Like the mentor, the plays of Intizar Husain are not about some significant issue or an overwhelming question but about the everyday lives of ordinary women and men who go about their daily business with their dreams, wishes, heartbreaks and desires in a non-romantic manner. The characters are all drawn from middle class backgrounds, engaged in their existential concerns, making adjustments to the changing times. These adjustments are not traumatic but small and minor or so they appear to be and, in the long run, accumulated to pose as fundamental ones and leave a lasting impression or cast a long shadow.
These characters may be drawn from a family, especially the women, for they seemed for the playwright to flower more in the domestic environment, making adjustment to the changing nature of relationship within the family, while clinging on to something that is fundamental to their nature. There may have been change but it is not violent enough to bring about a change of stance or responsibilities.

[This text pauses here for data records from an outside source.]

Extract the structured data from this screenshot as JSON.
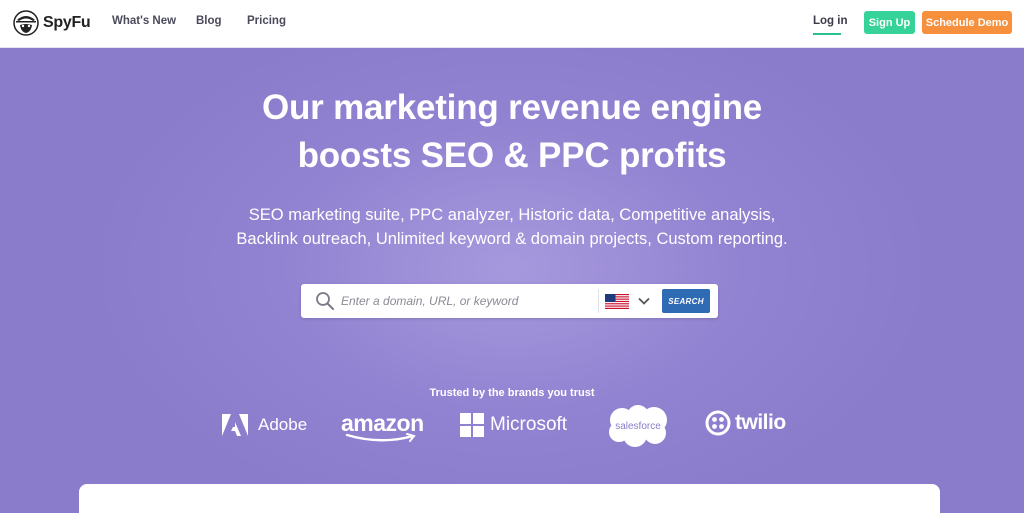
{
  "nav": {
    "brand": "SpyFu",
    "links": [
      "What's New",
      "Blog",
      "Pricing"
    ],
    "login": "Log in",
    "signup": "Sign Up",
    "demo": "Schedule Demo"
  },
  "hero": {
    "headline_line1": "Our marketing revenue engine",
    "headline_line2": "boosts SEO & PPC profits",
    "subhead_line1": "SEO marketing suite, PPC analyzer, Historic data, Competitive analysis,",
    "subhead_line2": "Backlink outreach, Unlimited keyword & domain projects, Custom reporting."
  },
  "search": {
    "placeholder": "Enter a domain, URL, or keyword",
    "value": "",
    "country_icon": "us-flag-icon",
    "button": "SEARCH"
  },
  "trusted": {
    "label": "Trusted by the brands you trust",
    "brands": [
      "Adobe",
      "amazon",
      "Microsoft",
      "salesforce",
      "twilio"
    ]
  },
  "colors": {
    "hero_bg": "#8b7ccb",
    "signup": "#35d39a",
    "demo": "#f7903c",
    "search_button": "#2f6ab5"
  }
}
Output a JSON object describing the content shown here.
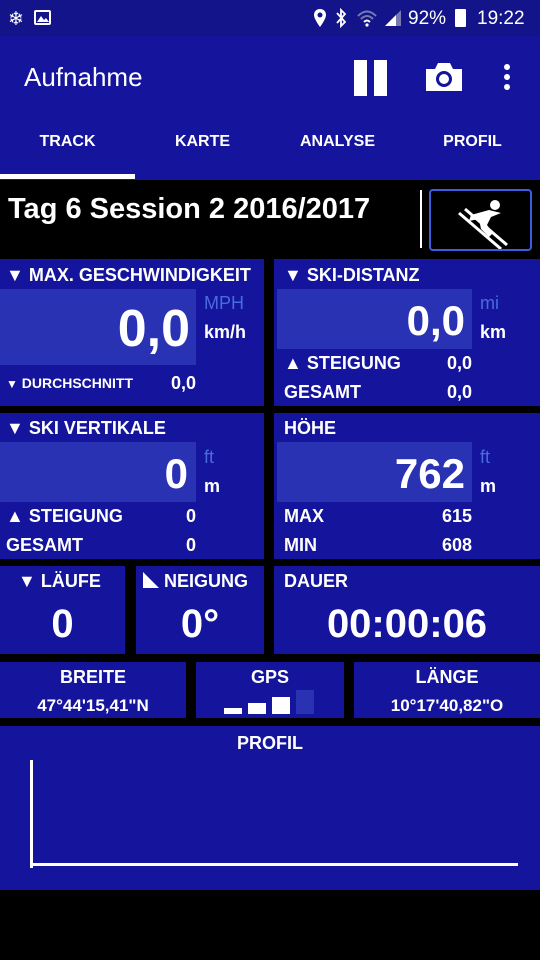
{
  "status_bar": {
    "battery": "92%",
    "time": "19:22"
  },
  "app_bar": {
    "title": "Aufnahme",
    "actions": [
      "pause-icon",
      "camera-icon",
      "more-vert-icon"
    ]
  },
  "tabs": [
    {
      "label": "TRACK",
      "active": true
    },
    {
      "label": "KARTE",
      "active": false
    },
    {
      "label": "ANALYSE",
      "active": false
    },
    {
      "label": "PROFIL",
      "active": false
    }
  ],
  "session": {
    "title": "Tag 6 Session 2 2016/2017",
    "activity_icon": "skier-icon"
  },
  "speed": {
    "label": "MAX. GESCHWINDIGKEIT",
    "value": "0,0",
    "unit_alt": "MPH",
    "unit": "km/h",
    "avg_label": "DURCHSCHNITT",
    "avg_value": "0,0"
  },
  "distance": {
    "label": "SKI-DISTANZ",
    "value": "0,0",
    "unit_alt": "mi",
    "unit": "km",
    "climb_label": "STEIGUNG",
    "climb_value": "0,0",
    "total_label": "GESAMT",
    "total_value": "0,0"
  },
  "vertical": {
    "label": "SKI VERTIKALE",
    "value": "0",
    "unit_alt": "ft",
    "unit": "m",
    "climb_label": "STEIGUNG",
    "climb_value": "0",
    "total_label": "GESAMT",
    "total_value": "0"
  },
  "altitude": {
    "label": "HÖHE",
    "value": "762",
    "unit_alt": "ft",
    "unit": "m",
    "max_label": "MAX",
    "max_value": "615",
    "min_label": "MIN",
    "min_value": "608"
  },
  "runs": {
    "label": "LÄUFE",
    "value": "0"
  },
  "slope": {
    "label": "NEIGUNG",
    "value": "0°"
  },
  "duration": {
    "label": "DAUER",
    "value": "00:00:06"
  },
  "latitude": {
    "label": "BREITE",
    "value": "47°44'15,41\"N"
  },
  "gps": {
    "label": "GPS",
    "signal_bars_filled": 3,
    "signal_bars_total": 4
  },
  "longitude": {
    "label": "LÄNGE",
    "value": "10°17'40,82\"O"
  },
  "profile": {
    "label": "PROFIL"
  },
  "colors": {
    "panel_bg": "#14149c",
    "value_box": "#2a32b4",
    "dim_unit": "#4a6bdd",
    "status_bar": "#14148a"
  }
}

The fundamental change of partition that one finds running through the fiction of Intizar Husain is not there in full view, rather it operates behind the scenes in the behavioral patterns while grating with the basic issues that lurk and do not go away.

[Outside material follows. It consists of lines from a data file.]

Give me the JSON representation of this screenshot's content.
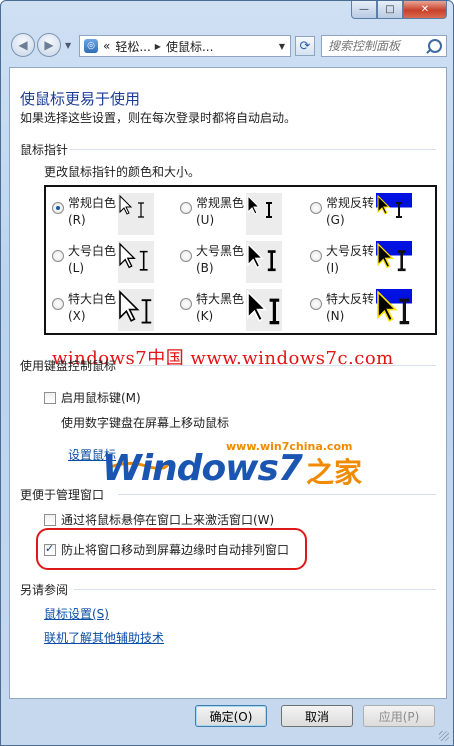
{
  "window": {
    "minimize_glyph": "—",
    "maximize_glyph": "□",
    "close_glyph": "✕"
  },
  "nav": {
    "back_glyph": "◀",
    "forward_glyph": "▶",
    "address_chevron": "«",
    "breadcrumb": [
      "轻松...",
      "使鼠标..."
    ],
    "refresh_glyph": "⟳",
    "search_placeholder": "搜索控制面板"
  },
  "page": {
    "title": "使鼠标更易于使用",
    "description": "如果选择这些设置，则在每次登录时都将自动启动。"
  },
  "pointer_section": {
    "heading": "鼠标指针",
    "subheading": "更改鼠标指针的颜色和大小。",
    "options": [
      {
        "label": "常规白色(R)",
        "selected": true,
        "style": "white",
        "size": "regular"
      },
      {
        "label": "常规黑色(U)",
        "selected": false,
        "style": "black",
        "size": "regular"
      },
      {
        "label": "常规反转(G)",
        "selected": false,
        "style": "inverted",
        "size": "regular"
      },
      {
        "label": "大号白色(L)",
        "selected": false,
        "style": "white",
        "size": "large"
      },
      {
        "label": "大号黑色(B)",
        "selected": false,
        "style": "black",
        "size": "large"
      },
      {
        "label": "大号反转(I)",
        "selected": false,
        "style": "inverted",
        "size": "large"
      },
      {
        "label": "特大白色(X)",
        "selected": false,
        "style": "white",
        "size": "extra-large"
      },
      {
        "label": "特大黑色(K)",
        "selected": false,
        "style": "black",
        "size": "extra-large"
      },
      {
        "label": "特大反转(N)",
        "selected": false,
        "style": "inverted",
        "size": "extra-large"
      }
    ]
  },
  "watermark_text": "windows7中国 www.windows7c.com",
  "keyboard_section": {
    "heading": "使用键盘控制鼠标",
    "mouse_keys_label": "启用鼠标键(M)",
    "mouse_keys_checked": false,
    "mouse_keys_desc": "使用数字键盘在屏幕上移动鼠标",
    "setup_link": "设置鼠标"
  },
  "logo": {
    "url": "www.win7china.com",
    "brand": "Windows7",
    "brand_cn": "之家"
  },
  "window_section": {
    "heading": "更便于管理窗口",
    "hover_label": "通过将鼠标悬停在窗口上来激活窗口(W)",
    "hover_checked": false,
    "snap_label": "防止将窗口移动到屏幕边缘时自动排列窗口",
    "snap_checked": true
  },
  "see_also": {
    "heading": "另请参阅",
    "links": [
      "鼠标设置(S)",
      "联机了解其他辅助技术"
    ]
  },
  "buttons": {
    "ok": "确定(O)",
    "cancel": "取消",
    "apply": "应用(P)"
  },
  "colors": {
    "title": "#1e3c96",
    "link": "#0a4ea6",
    "watermark": "#e31414",
    "highlight": "#dd1818",
    "logo_blue": "#1b55b2",
    "logo_orange": "#f08a00"
  }
}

The collection Khwabon ke Musafir consists of seven plays — five of them original —three written for the stage and two for television. Two other plays have been adaptations of Vijay Tendulkar and Thornton Wilder.
The stage play in India, not only in Urdu but in other languages like Marathi and Bengali, is quite good. One reason could be that there has been a consistency of theatre practice across the length and breadth of India. The various plays in different languages draw inspiration and strength from each other, thus maintaining a certain standard which the inconsistent theatre tradition in Pakistan has not been able to pull through. Most of our playwrights have not been familiar with the plays written and performed in India; the lack of free flow of information, ideas and creative activity may have harmed the growth of arts on both sides of the border.
Intizar Husain as a fiction writer is much applauded in India and his works have been translated in a number of Indian languages. But very few of the Indian plays in the various languages have been translated or adapted in local languages here. The translation by Intizar Husain of Tendulkar’s play was thus a good initiative and it should have been followed by many others too here.
Asif Farrukhi in his introduction to the collection has attempted to draw a relationship of the novels and short stories with the plays, and placed them within the overall developing sensibility of Intizar Husain as a writer of fiction. He has thus identified that the plays should be read with the fiction to be fully in line with the changes that were taking place in Intizar Husain’s creative outlook.